# 12 trigger cable



## sga2 (Nov 14, 2009)

I need to run two 12V triggers from my projector (PT-AE4000) to the AV center, in wall, about 25ft. I have some spare in-wall rated Cat 6 cable laying around. Can I use this?


----------



## Anthony (Oct 5, 2006)

Sure. Just mark/label it well. If you can get the mA spec of the trigger, you can figure out how many of the "pairs" you need to fully conduct the signal with no loss (it is usually very small).

Cat6 is much easier to use than Cat5 for this as the gauge is thicker. Cat6 even supports power over ethernet (PoE), which is 48V and draws significant power to power phones, repeaters, etc.

The simplest way is to tie all the colors together to be the hot (+) and the white/stripe together (-).

Good luck.


----------



## sga2 (Nov 14, 2009)

Thanks, Anthony. 

How can I determine the current carrying capacity of Cat6? Is there an applicable standard? The projector actually has 2 triggers, so I'd like to keep wome of the pairs for spare/future use. 

If I didn't happen to have a spool of Cat6 laying around, what would be the preferred cable for a "standard" 12v trigger?

Thanks, 
sga2


----------



## Anthony (Oct 5, 2006)

If you are going to twist up the ends of the Cat6, that will be way more than enough current capacity. There are charts online, wikipedia, Pocket Ref book, etc that have current capacity (ampacity) for different gauges.

If you were only going to use one pair (i.e. the other 3 pairs were used for another trigger, IR system, phone, etc) then it would be good to check. But if the whole Cat6 was dedicated to one trigger, you will be fine. Even if you split them into groups of two, you will be fine.

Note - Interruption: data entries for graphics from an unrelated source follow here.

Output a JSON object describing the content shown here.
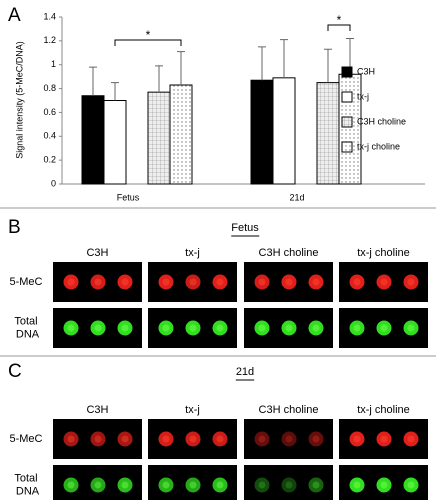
{
  "chart_data": {
    "type": "bar",
    "panel": "A",
    "y_label": "Signal intensity (5-MeC/DNA)",
    "categories": [
      "Fetus",
      "21d"
    ],
    "series": [
      {
        "name": "C3H",
        "color": "#000000",
        "values": [
          0.74,
          0.87
        ],
        "errors": [
          0.24,
          0.28
        ]
      },
      {
        "name": "tx-j",
        "color": "#ffffff",
        "values": [
          0.7,
          0.89
        ],
        "errors": [
          0.15,
          0.32
        ]
      },
      {
        "name": "C3H choline",
        "color": "#e6e6e6",
        "pattern": "grid",
        "values": [
          0.77,
          0.85
        ],
        "errors": [
          0.22,
          0.28
        ]
      },
      {
        "name": "tx-j choline",
        "color": "#ffffff",
        "pattern": "dots",
        "values": [
          0.83,
          0.92
        ],
        "errors": [
          0.28,
          0.3
        ]
      }
    ],
    "annotations": [
      "*",
      "*"
    ],
    "ylim": [
      0,
      1.4
    ],
    "yticks": [
      0,
      0.2,
      0.4,
      0.6,
      0.8,
      1,
      1.2,
      1.4
    ],
    "grid": false,
    "legend": "right"
  },
  "blots": [
    {
      "panel": "B",
      "title": "Fetus",
      "columns": [
        "C3H",
        "tx-j",
        "C3H choline",
        "tx-j choline"
      ],
      "rows": [
        "5-MeC",
        "Total DNA"
      ]
    },
    {
      "panel": "C",
      "title": "21d",
      "columns": [
        "C3H",
        "tx-j",
        "C3H choline",
        "tx-j choline"
      ],
      "rows": [
        "5-MeC",
        "Total DNA"
      ]
    }
  ]
}
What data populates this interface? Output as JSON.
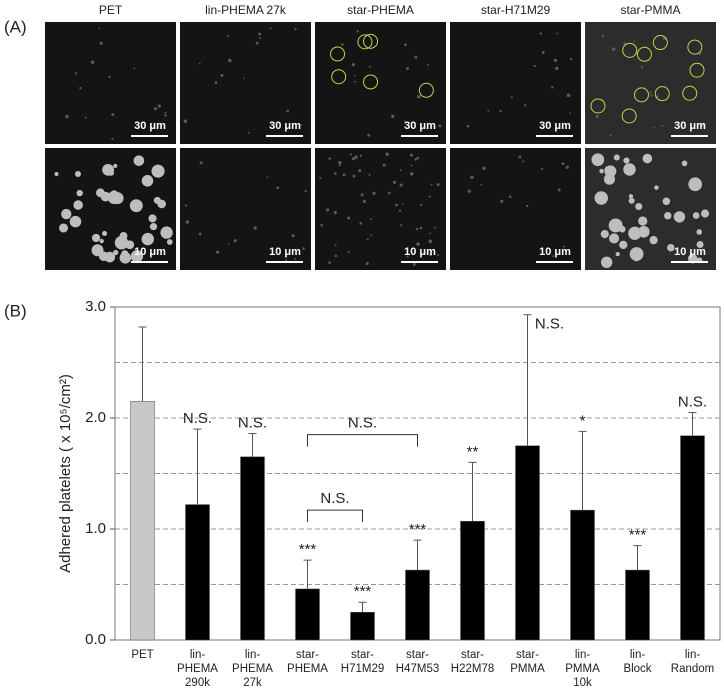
{
  "panel_a": {
    "label": "(A)",
    "columns": [
      "PET",
      "lin-PHEMA 27k",
      "star-PHEMA",
      "star-H71M29",
      "star-PMMA"
    ],
    "scale_bars": [
      "30 μm",
      "10 μm"
    ]
  },
  "chart_data": {
    "type": "bar",
    "panel_label": "(B)",
    "y_label": "Adhered platelets ( x 10⁵/cm²)",
    "categories": [
      [
        "PET"
      ],
      [
        "lin-",
        "PHEMA",
        "290k"
      ],
      [
        "lin-",
        "PHEMA",
        "27k"
      ],
      [
        "star-",
        "PHEMA"
      ],
      [
        "star-",
        "H71M29"
      ],
      [
        "star-",
        "H47M53"
      ],
      [
        "star-",
        "H22M78"
      ],
      [
        "star-",
        "PMMA"
      ],
      [
        "lin-",
        "PMMA",
        "10k"
      ],
      [
        "lin-",
        "Block"
      ],
      [
        "lin-",
        "Random"
      ]
    ],
    "values": [
      2.15,
      1.22,
      1.65,
      0.46,
      0.25,
      0.63,
      1.07,
      1.75,
      1.17,
      0.63,
      1.84
    ],
    "errors": [
      0.67,
      0.68,
      0.21,
      0.26,
      0.09,
      0.27,
      0.53,
      1.18,
      0.71,
      0.22,
      0.21
    ],
    "colors": [
      "#c8c8c8",
      "#000000",
      "#000000",
      "#000000",
      "#000000",
      "#000000",
      "#000000",
      "#000000",
      "#000000",
      "#000000",
      "#000000"
    ],
    "significance": [
      null,
      "N.S.",
      "N.S.",
      "***",
      "***",
      "***",
      "**",
      "N.S.",
      "*",
      "***",
      "N.S."
    ],
    "brackets": [
      {
        "from": 3,
        "to": 5,
        "y": 1.85,
        "label": "N.S."
      },
      {
        "from": 3,
        "to": 4,
        "y": 1.17,
        "label": "N.S."
      }
    ],
    "ylim": [
      0,
      3.0
    ],
    "yticks": [
      {
        "value": 0,
        "label": "0.0"
      },
      {
        "value": 1,
        "label": "1.0"
      },
      {
        "value": 2,
        "label": "2.0"
      },
      {
        "value": 3,
        "label": "3.0"
      }
    ],
    "grid_lines": [
      0.5,
      1,
      1.5,
      2,
      2.5
    ]
  }
}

Cat6 is 23 gauge per conductor. That's about .7A per conductor. Even with derating, length, and safety concerns, you could put 1A through both of them (2 solids+ 2 stripes-) no problem. Your triggers are probably 100mA max and not even that much

If you did not use Cat6, you would want to get cheap speaker wire (whole house audio, usually used for those in-wall speaker PA systems for background music) or alarm wire. These are 16-2 or 18-2 (I've even seen 20 gauge used), in-wall rated, and can handle much higher currents than a trigger can put out (older triggers sometimes fed relays and needed more juice -- now everything is solid-state, so it probably doesn't matter as much).

Hopefully this was more help than confusing 

Good luck.


----------



## sga2 (Nov 14, 2009)

Thanks. I wanted to double check what I did find on Wikipedia. 

Since there is at least some concern over amps - and we're still talking about a fire hazard here - I may instead use some some leftover 16-ga in-wall speaker wire I bought ~10 years ago. I've recently purchased a 500ft spool of Belden 5000UP 12-ga cable, so I won't be needing the 16-ga stuff for speaker wiring any more but I might as well put the money I spent on it to good use somewhere. I'll save the Cat6 for a later day...

Thanks for all the help!


----------



## Anthony (Oct 5, 2006)

Our phones and one of our network switches at work are powered over ethernet, so I know the Cat6 will work (and probably not be a fire hazard, again, no idea what your trigger circuits draw). But it's also expensive compared to the 16-2 inwall, so that's probably a better route to go.

Good luck.


----------